Pero el talento de Kurtz jamás le permitía adoptar una postura inmóvil. Cuando Yanuka comenzó a hablar de verdad, Kurtz inmediatamente dio muestras de cordial comprensión de las pasiones del muchacho. De repente, el viejo carcelero sintió escuchar todo lo que el gran luchador había dicho al joven aprendiz. Cuando Kurtz regresó al piso inferior, el equipo había recibido de Yanuka cuanto de él se podía conseguir. Lo cual era casi nada o absolutamente nada, como Kurtz se apresuró a observar, en lo tocante a determinar el paradero del hermano mayor de Yanuka. Se advirtió, además, que la vieja norma del veterano interrogador había quedado de relieve una vez más, a saber, que la violencia física es contraria a la ética y al espíritu de la profesión. Kurtz insistió en ello, principalmente ante Oded. Realmente, Kurtz dio gran importancia a la máxima en cuestión. «Si es preciso hacer uso de la violencia, y es de advertir que, en ocasiones, no queda otro remedio, esforzaos siempre en utilizar la violencia contra la mente y no contra el cuerpo.» Kurtz estaba convencido de que se podían sacar lecciones de todo, siempre y cuando los jóvenes tuvieran la vista suficiente para verlas.

Kurtz insistió en esta máxima ante Gavron, aunque produjo una impresión notablemente inferior.

A pesar de todo, Kurtz ni siquiera entonces quiso descansar, o quizá no pudo descansar. A primera hora de la mañana siguiente, cuando el asunto de Yanuka estaba ya resuelto, con la salvedad de la última decisión, Kurtz regresó al centro de la ciudad, para consolar al equipo de vigilancia, cuya moral había descendido vertiginosamente, desde la desaparición de Yanuka. «¿Qué se ha hecho del muchacho? -gritó el viejo Lenny-. ¡Un chico con un futuro tan formidable, una promesa en tan diferentes campos!» Después de haber cumplido su piadosa misión, Kurtz se dirigió hacia el norte para tener otra amistosa entrevista con el buen doctor Alexis, haciendo caso totalmente omiso del hecho consistente en que, en méritos de la supuesta inestable naturaleza del doctor, Misha Gavron le hubiera apartado de la operación.
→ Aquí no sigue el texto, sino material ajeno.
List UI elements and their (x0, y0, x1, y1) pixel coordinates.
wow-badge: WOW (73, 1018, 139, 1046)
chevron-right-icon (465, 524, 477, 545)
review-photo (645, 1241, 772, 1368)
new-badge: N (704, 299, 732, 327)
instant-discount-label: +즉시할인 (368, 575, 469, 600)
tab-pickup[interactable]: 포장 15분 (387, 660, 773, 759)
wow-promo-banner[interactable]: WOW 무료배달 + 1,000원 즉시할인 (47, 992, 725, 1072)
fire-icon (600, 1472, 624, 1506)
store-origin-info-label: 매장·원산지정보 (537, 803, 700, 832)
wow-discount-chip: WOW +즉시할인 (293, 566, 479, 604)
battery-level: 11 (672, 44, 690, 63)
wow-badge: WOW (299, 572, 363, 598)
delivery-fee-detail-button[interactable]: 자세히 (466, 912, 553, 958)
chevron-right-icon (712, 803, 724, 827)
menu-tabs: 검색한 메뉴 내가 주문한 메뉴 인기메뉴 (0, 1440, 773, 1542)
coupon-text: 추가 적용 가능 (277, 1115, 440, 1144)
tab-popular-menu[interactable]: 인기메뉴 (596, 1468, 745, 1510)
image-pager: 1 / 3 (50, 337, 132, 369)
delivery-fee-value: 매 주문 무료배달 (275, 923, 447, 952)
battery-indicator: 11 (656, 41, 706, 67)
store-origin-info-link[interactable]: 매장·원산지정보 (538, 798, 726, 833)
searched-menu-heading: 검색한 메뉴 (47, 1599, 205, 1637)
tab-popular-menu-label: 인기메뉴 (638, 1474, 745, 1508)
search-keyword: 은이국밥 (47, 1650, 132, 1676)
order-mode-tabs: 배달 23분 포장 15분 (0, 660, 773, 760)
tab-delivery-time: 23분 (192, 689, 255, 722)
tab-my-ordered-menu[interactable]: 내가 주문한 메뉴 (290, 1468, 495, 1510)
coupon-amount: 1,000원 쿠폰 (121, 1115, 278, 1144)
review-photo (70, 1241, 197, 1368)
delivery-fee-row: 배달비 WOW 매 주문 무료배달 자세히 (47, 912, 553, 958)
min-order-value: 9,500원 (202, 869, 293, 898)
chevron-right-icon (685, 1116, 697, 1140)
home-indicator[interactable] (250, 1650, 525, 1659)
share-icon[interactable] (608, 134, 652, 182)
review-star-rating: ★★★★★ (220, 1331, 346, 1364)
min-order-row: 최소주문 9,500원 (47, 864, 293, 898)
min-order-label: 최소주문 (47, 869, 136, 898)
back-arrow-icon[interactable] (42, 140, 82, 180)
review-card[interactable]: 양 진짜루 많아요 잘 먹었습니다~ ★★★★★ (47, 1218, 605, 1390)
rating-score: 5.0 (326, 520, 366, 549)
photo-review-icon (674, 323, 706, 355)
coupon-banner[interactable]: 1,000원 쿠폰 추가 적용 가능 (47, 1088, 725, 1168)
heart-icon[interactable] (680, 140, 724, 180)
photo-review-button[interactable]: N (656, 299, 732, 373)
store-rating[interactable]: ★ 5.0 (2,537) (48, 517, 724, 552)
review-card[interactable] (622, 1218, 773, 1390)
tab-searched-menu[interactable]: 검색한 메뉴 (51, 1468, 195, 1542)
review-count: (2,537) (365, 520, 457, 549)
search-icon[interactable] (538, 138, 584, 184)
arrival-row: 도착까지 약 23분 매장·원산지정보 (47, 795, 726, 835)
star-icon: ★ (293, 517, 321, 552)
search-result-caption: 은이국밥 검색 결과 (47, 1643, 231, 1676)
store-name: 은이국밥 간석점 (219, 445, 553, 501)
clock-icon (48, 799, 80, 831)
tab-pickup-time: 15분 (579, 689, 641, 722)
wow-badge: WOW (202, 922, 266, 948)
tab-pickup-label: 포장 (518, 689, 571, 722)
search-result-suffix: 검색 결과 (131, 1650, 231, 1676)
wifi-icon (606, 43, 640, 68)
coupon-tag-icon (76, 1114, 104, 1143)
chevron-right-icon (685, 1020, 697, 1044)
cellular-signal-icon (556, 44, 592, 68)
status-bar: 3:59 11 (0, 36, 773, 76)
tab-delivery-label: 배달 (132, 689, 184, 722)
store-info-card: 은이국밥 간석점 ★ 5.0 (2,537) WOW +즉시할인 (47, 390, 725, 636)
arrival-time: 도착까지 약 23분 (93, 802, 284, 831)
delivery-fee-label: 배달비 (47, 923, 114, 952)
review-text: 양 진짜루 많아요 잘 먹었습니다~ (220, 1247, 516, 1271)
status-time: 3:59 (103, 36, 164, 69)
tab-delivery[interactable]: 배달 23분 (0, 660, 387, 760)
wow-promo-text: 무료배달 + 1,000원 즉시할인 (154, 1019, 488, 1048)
Esbozando una ancha sonrisa, Kurtz, recordando el fatuo telegrama que Gavron había enviado a la casa de Atenas, dijo a Litvak: -Diré al doctor Alexis que soy norteamericano.

Sin embargo, Kurtz iba al encuentro de su amigo, solo, con cauteloso optimismo. Dijo a Litvak: «Ahora avanzamos, y Misha sólo me ataca cuando estoy quieto.»